Captain Phillips Review
Ever since I first watched Cast Away, starring Tom Hanks as a plane crash survivor isolated on a Pacific island, it was obvious he was an unforgettable and incredible actor, pouring emotion out of every role he imbued. The same goes for this film, the true story of Captain Richard Phillips and the 2009 hijacking by Somali pirates of the US-flagged MV Maersk Alabama, the first American cargo ship to be hijacked in 200 years.
In an interview with the Telegraph Director Paul Solon Phillips Attorney Greengrass explained how the film was a tale of two Captains from different Worlds, saying: ‘I wanted to show what it would be like to be a Captain on a ship when that happened. What do you do? You have to try and keep your crew safe, and when the situation deteriorates his first instinct was to, as he says, lock down and wait for help’. Greengrass was set on making the film as authentic as possible – filming in international waters, no ports or harbours, shooting the entire film on a functioning cargo ship and casting real Somalis to play the roles of the pirates, ‘The authenticity of the film depended, to my eye, on having Somalis play Somalis so they could express the truth of the situation.’
Barkhad Abdi plays the Somali-pirate Captain, Muse. To my eye the casting of this character was as important as getting the A-lister for Captain Phillips’ role. Muse and his hijacking pirate-associates are first seen in a small Somali village being intimidated by thugs, sent from the province’s commanding Warlord, into finding a cargo ship and stealing its contents – killing anyone who gets in their way. Straight away we are torn between a feeling of despair for the Somali villagers forced into piracy and shock at how willing they are to go, because life for them does not offer any other opportunities like this one.
Just like the sea, Captain Phillips is a film about wild, uncontrollable, moving emotion. It is a film about hope and despair. A twist of Muse’s principal hope of riches, popularity and in his words ‘business’, and Phillips’ fragile hope of survival, as well as the Captain’s despair at the threatening situation and Muse’s despair at the consequences of his actions. Throughout the film there is an increasing tension, one that gravitates around the pirates finding the hidden crew and how Phillips is to get the hijackers off the ship. A strange and enjoyable relationship forms between Muse and Phillips. There are not large quantities of dialogue but Muse ‘comforts’ Phillips when things get at their most escalated saying, ‘It’s gonna be alright Irish, it’s gonna be alright’.

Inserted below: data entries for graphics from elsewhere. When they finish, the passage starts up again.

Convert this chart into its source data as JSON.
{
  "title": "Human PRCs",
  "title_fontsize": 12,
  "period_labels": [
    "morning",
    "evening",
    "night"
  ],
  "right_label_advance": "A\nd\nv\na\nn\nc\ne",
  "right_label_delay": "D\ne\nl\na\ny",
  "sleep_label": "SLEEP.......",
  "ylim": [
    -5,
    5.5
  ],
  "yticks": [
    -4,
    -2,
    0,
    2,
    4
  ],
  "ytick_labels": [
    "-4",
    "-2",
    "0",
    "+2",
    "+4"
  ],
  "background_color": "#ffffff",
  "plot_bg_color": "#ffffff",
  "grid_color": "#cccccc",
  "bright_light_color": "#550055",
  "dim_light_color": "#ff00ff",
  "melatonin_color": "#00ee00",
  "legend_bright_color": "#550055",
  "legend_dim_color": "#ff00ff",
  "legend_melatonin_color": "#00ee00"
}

One aspect of the film stands out above any other: The Somali’s brutish acting with their eyes and facial expressions. I found myself looking away from the subtitles and just focusing on what they were saying in Somali (or Arabic) and just staring at their eyes. The hate that was behind them, the aggression and the hopelessness all created an authenticity that Greengrass wanted to achieve. This gave me a true understanding of what Phillips and his crew went through, and in a sense what the Somali pirates went through as well.
Along with the unceasing rise and falls of tension, the suffocating closed-room characteristic of the film was brilliant. At one stage the hijackers take Phillips hostage in a cramped, sealed lifeboat and attempt to make a move for the Somali coast, getting away from the cargo ship and the impending threat of the US Navy. Now a shift takes place. We see the pirates becoming agitated, helpless and overpowered by the situation they’ve found themselves in. We are given an insight into the raw emotions of the Somali pirates as the enormous storm of despair closes in on them, turning them against one another and towards Phillips.
The Navy catch up with the boat and in a final half-an-hour showdown attempts rescue of Phillips. Tension builds as he is told to sit in the seat he has always found himself in, seat 15, and he will be safe. As the Navy Seal snipers line their shots up on the swaying lifeboat, we see through the crosshair at an intense struggle within, the command room on the Navy vessel is filled with questions and counter-orders, close-ups on commanding-officers’ faces, concerned analysts, hesitant Seals and quickly back to the fight within the lifeboat, Phillips is blindfolded and being strangled, the other Somalis are shouting ‘we need him alive!’, we see the Captain struggling to breath and then… all the targets are executed in one intense, silent and instant action – and Phillips, removing his blindfold and wiping the pirate’s blood from his mouth, slumps to the floor, catches his breath and stares in horror.